Under those circumstances, Democrats would enjoy full control of the upper chamber without having to rely on tie-breaking votes from Vice President Kamala Harris, something that occurred more than once over the course of the past two years when the split was 50-50 between her party and the GOP.

Indeed, as a senior Democrat congressional aide explained to Fox News, “Since the Senate is organized on a majority basis, Democrats would have more power over committees and legislation if the majority is 51 seats. If it's 50-50, the good news is that nothing changes, but that's also not an optimal place for a party officially in control.”

Mixed reactions emerge

The Biden administration's pronounced lack of alarm over Sinema's decision was echoed by a number of voices on the left, including Sen. Jon Tester (D-MT), who discussed the situation with Chuck Todd on NBC's Meet the Press Sunday.

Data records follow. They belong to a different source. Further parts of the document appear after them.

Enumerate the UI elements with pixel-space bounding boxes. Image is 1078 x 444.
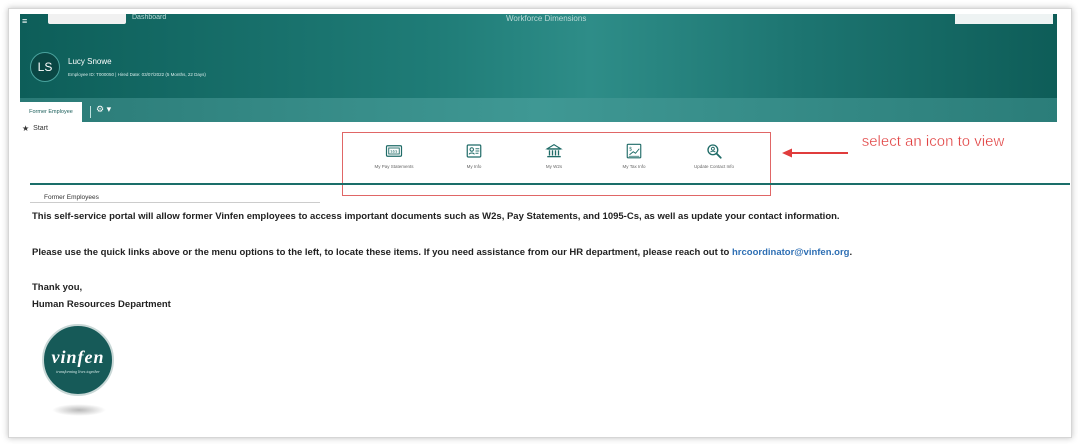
logo-tagline: transforming lives together [56,368,100,374]
quick-link-pay-statements[interactable]: $$$ My Pay Statements [354,142,434,178]
quick-link-label: My W2s [545,164,563,169]
start-label: Start [33,125,48,132]
quick-link-my-info[interactable]: My Info [434,142,514,178]
quick-link-label: Update Contact Info [693,164,735,169]
quick-link-my-w2s[interactable]: My W2s [514,142,594,178]
section-title: Former Employees [44,194,99,201]
id-card-icon [466,144,482,158]
help-text: Please use the quick links above or the … [32,247,732,258]
top-bar: ≡ Dashboard Workforce Dimensions [20,14,1057,32]
tab-separator [90,106,91,118]
intro-paragraph: This self-service portal will allow form… [32,211,840,222]
annotation-arrow [782,148,848,158]
quick-link-label: My Pay Statements [374,164,414,169]
tax-document-icon: $ [626,143,642,159]
top-nav-text[interactable]: Dashboard [132,14,166,21]
header-banner: ≡ Dashboard Workforce Dimensions LS Lucy… [20,14,1057,122]
quick-link-update-contact-info[interactable]: Update Contact Info [674,142,754,178]
annotation-text: select an icon to view [861,133,1005,150]
closing-text: Thank you, [32,282,83,293]
employee-meta: Employee ID: T000050 | Hired Date: 03/07… [68,72,206,77]
logo-word: vinfen [51,346,105,367]
vinfen-logo: vinfen transforming lives together [42,324,114,396]
gear-icon[interactable]: ⚙ ▾ [96,104,111,115]
bank-icon [545,143,563,158]
start-link[interactable]: ★ Start [22,124,48,133]
svg-text:$$$: $$$ [390,150,398,154]
signature-text: Human Resources Department [32,299,171,310]
pay-statement-icon: $$$ [385,145,403,157]
logo-shadow [52,404,106,416]
help-text-end: . [849,247,853,258]
help-paragraph: Please use the quick links above or the … [32,247,852,258]
section-rule [30,202,320,203]
app-title: Workforce Dimensions [506,14,587,23]
avatar: LS [30,52,60,82]
quick-link-my-tax-info[interactable]: $ My Tax Info [594,142,674,178]
content-divider [30,183,1070,185]
employee-name: Lucy Snowe [68,57,112,66]
svg-text:$: $ [629,146,632,152]
tab-former-employee[interactable]: Former Employee [20,102,82,122]
quick-link-label: My Info [466,164,482,169]
menu-icon[interactable]: ≡ [22,17,30,26]
search-input[interactable] [48,14,126,24]
tab-bar: Former Employee ⚙ ▾ [20,98,1057,122]
star-icon: ★ [22,124,30,133]
magnifier-icon [707,144,722,159]
top-right-field[interactable] [955,14,1053,24]
hr-email-link[interactable]: hrcoordinator@vinfen.org [732,247,849,258]
quick-links: $$$ My Pay Statements My Info My W2s $ M… [344,142,764,178]
quick-link-label: My Tax Info [622,164,646,169]
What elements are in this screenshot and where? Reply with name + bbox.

“Look, I was surprised she made the change, but functionally, I don't think that changes the thing. I think we're going to continue doing the same thing that we were doing, whether she was an independent or part of the Democratic caucus, because she's going to continue to caucus with the Democrats,” Tester explained.

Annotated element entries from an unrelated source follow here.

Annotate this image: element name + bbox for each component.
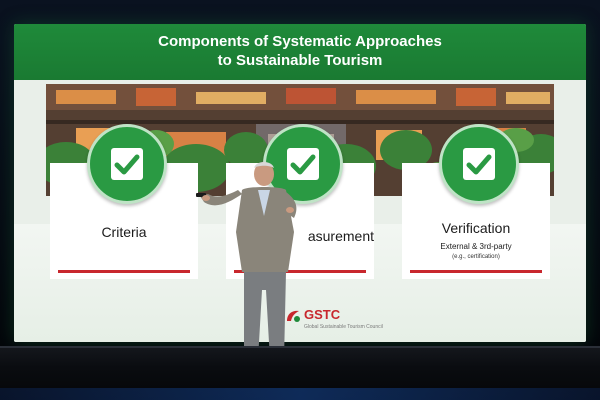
stage-lighting	[0, 388, 600, 400]
stage-edge	[0, 346, 600, 348]
speaker-figure	[196, 162, 297, 369]
card-criteria-underline	[58, 270, 190, 273]
criteria-checkbox	[111, 148, 143, 180]
slide-title: Components of Systematic Approaches to S…	[14, 32, 586, 70]
gstc-logo-tagline: Global Sustainable Tourism Council	[304, 324, 383, 330]
slide-title-line-2: to Sustainable Tourism	[217, 52, 383, 69]
slide-title-line-1: Components of Systematic Approaches	[158, 33, 442, 50]
card-verification-subtitle: External & 3rd-party	[440, 242, 512, 251]
card-verification-label: Verification	[441, 220, 511, 236]
verification-checkbox	[463, 148, 495, 180]
card-verification-underline	[410, 270, 542, 273]
card-criteria-label: Criteria	[101, 224, 147, 240]
card-verification-note: (e.g., certification)	[452, 254, 500, 260]
checkmark-icon	[466, 154, 492, 175]
verification-badge	[439, 124, 519, 204]
checkmark-icon	[114, 154, 140, 175]
speaker	[190, 160, 310, 375]
criteria-badge	[87, 124, 167, 204]
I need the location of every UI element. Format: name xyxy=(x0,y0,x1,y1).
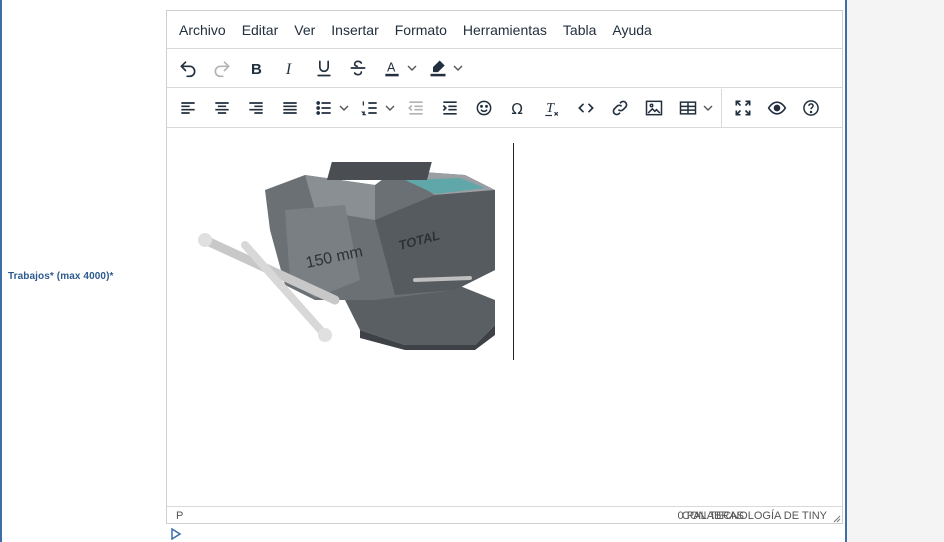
menu-editar[interactable]: Editar xyxy=(234,16,287,44)
redo-icon xyxy=(214,61,230,78)
align-right-icon xyxy=(249,101,263,114)
image-icon xyxy=(645,100,663,115)
code-button[interactable] xyxy=(569,93,603,123)
undo-button[interactable] xyxy=(171,53,205,83)
text-caret xyxy=(513,143,514,360)
menu-tabla[interactable]: Tabla xyxy=(555,16,604,44)
svg-text:T: T xyxy=(546,100,555,116)
preview-button[interactable] xyxy=(760,93,794,123)
align-right-button[interactable] xyxy=(239,93,273,123)
italic-button[interactable]: I xyxy=(273,53,307,83)
menu-herramientas[interactable]: Herramientas xyxy=(455,16,555,44)
highlight-color-button[interactable] xyxy=(421,53,455,83)
underline-icon xyxy=(317,60,331,77)
outdent-button[interactable] xyxy=(399,93,433,123)
bold-icon: B xyxy=(251,61,262,78)
image-button[interactable] xyxy=(637,93,671,123)
help-icon xyxy=(803,99,819,116)
svg-text:Ω: Ω xyxy=(511,99,522,117)
align-center-icon xyxy=(215,101,229,114)
text-color-button[interactable]: A xyxy=(375,53,409,83)
toolbar-primary: B I A xyxy=(167,49,842,88)
bold-button[interactable]: B xyxy=(239,53,273,83)
toolbar-separator xyxy=(721,88,722,127)
align-left-button[interactable] xyxy=(171,93,205,123)
strikethrough-button[interactable] xyxy=(341,53,375,83)
strikethrough-icon xyxy=(350,60,366,76)
outdent-icon xyxy=(408,100,423,115)
align-left-icon xyxy=(181,101,195,114)
special-char-icon: Ω xyxy=(511,99,522,117)
svg-text:B: B xyxy=(251,61,262,78)
menu-formato[interactable]: Formato xyxy=(387,16,455,44)
bullet-list-icon xyxy=(316,100,331,115)
numbered-list-icon xyxy=(360,100,377,115)
align-justify-icon xyxy=(283,101,297,114)
preview-icon xyxy=(767,100,787,115)
special-char-button[interactable]: Ω xyxy=(501,93,535,123)
table-icon xyxy=(679,100,697,115)
link-button[interactable] xyxy=(603,93,637,123)
indent-button[interactable] xyxy=(433,93,467,123)
svg-text:A: A xyxy=(387,60,396,74)
bullet-list-button[interactable] xyxy=(307,93,341,123)
page: Trabajos* (max 4000)* Archivo Editar Ver… xyxy=(0,0,944,542)
highlight-color-icon xyxy=(430,60,446,77)
powered-by-link[interactable]: CON TECNOLOGÍA DE TINY xyxy=(682,510,827,522)
menu-ver[interactable]: Ver xyxy=(286,16,323,44)
code-icon xyxy=(578,102,594,113)
emoji-icon xyxy=(476,100,492,115)
toolbar-secondary: Ω T xyxy=(167,88,842,128)
align-center-button[interactable] xyxy=(205,93,239,123)
fullscreen-button[interactable] xyxy=(726,93,760,123)
clear-format-icon: T xyxy=(545,100,559,116)
editor-content[interactable]: 150 mm TOTAL xyxy=(167,128,842,506)
align-justify-button[interactable] xyxy=(273,93,307,123)
text-color-icon: A xyxy=(385,60,399,77)
rich-text-editor: Archivo Editar Ver Insertar Formato Herr… xyxy=(166,10,843,524)
left-border xyxy=(0,0,2,542)
menubar: Archivo Editar Ver Insertar Formato Herr… xyxy=(167,11,842,49)
indent-icon xyxy=(442,100,457,115)
underline-button[interactable] xyxy=(307,53,341,83)
help-button[interactable] xyxy=(794,93,828,123)
element-path[interactable]: P xyxy=(176,510,183,522)
fullscreen-icon xyxy=(735,100,751,115)
italic-icon: I xyxy=(285,61,292,78)
emoji-button[interactable] xyxy=(467,93,501,123)
link-icon xyxy=(612,100,628,115)
field-label: Trabajos* (max 4000)* xyxy=(8,271,114,282)
menu-archivo[interactable]: Archivo xyxy=(171,16,234,44)
table-button[interactable] xyxy=(671,93,705,123)
clear-format-button[interactable]: T xyxy=(535,93,569,123)
resize-handle-icon[interactable] xyxy=(831,513,841,523)
undo-icon xyxy=(180,61,196,78)
menu-ayuda[interactable]: Ayuda xyxy=(604,16,659,44)
statusbar: P 0 PALABRAS CON TECNOLOGÍA DE TINY xyxy=(167,506,842,524)
bench-vise-image[interactable]: 150 mm TOTAL xyxy=(195,150,505,350)
redo-button[interactable] xyxy=(205,53,239,83)
right-panel xyxy=(845,0,944,542)
numbered-list-button[interactable] xyxy=(353,93,387,123)
play-icon[interactable] xyxy=(170,528,182,540)
svg-text:I: I xyxy=(285,61,292,78)
menu-insertar[interactable]: Insertar xyxy=(323,16,386,44)
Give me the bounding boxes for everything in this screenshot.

Vermont Sen. Bernie Sanders, himself an independent, seemed to shrug off Sinema's switch, though he did indicate his suspicion that it was prompted by potential challengers for her seat from within Arizona.

“The Democrats there are not all that enthusiastic about somebody who helped sabotage some of the most important legislation that protects the interests of working families – voting rights and so forth,” Sanders remarked on CNN. “But for us, I think nothing much has changed in terms of the functioning of the U.S. Senate,” he added.

Despite the efforts of some on the left to minimize the senator's departure from the party, as Fox News noted, ABC political director Rick Klein portrayed it as a “gut punch with real implications for how [Democrats] govern and how they campaign.”

“A natural extension”

Though her colleagues clearly have their own takes on what spurred Sinema to take her leave from Democrat party and the impact her choice may have, the senator herself said it was simply a function of principle.

“In a natural extension of my service since I was first elected to Congress, I have joined the growing numbers of Arizonans who reject party politics by declaring my independence from the broken partisan system in Washington,” Sinema said.

Sinema declared her unwillingness to “bend to party pressure” something that is “rare in Washington,” and in the wake of her departure, many are now wondering whether Sen. Joe Manchin (D-WV) – also known for frequently throwing a wrench into liberal legislative priorities – may follow suit and bolt as well.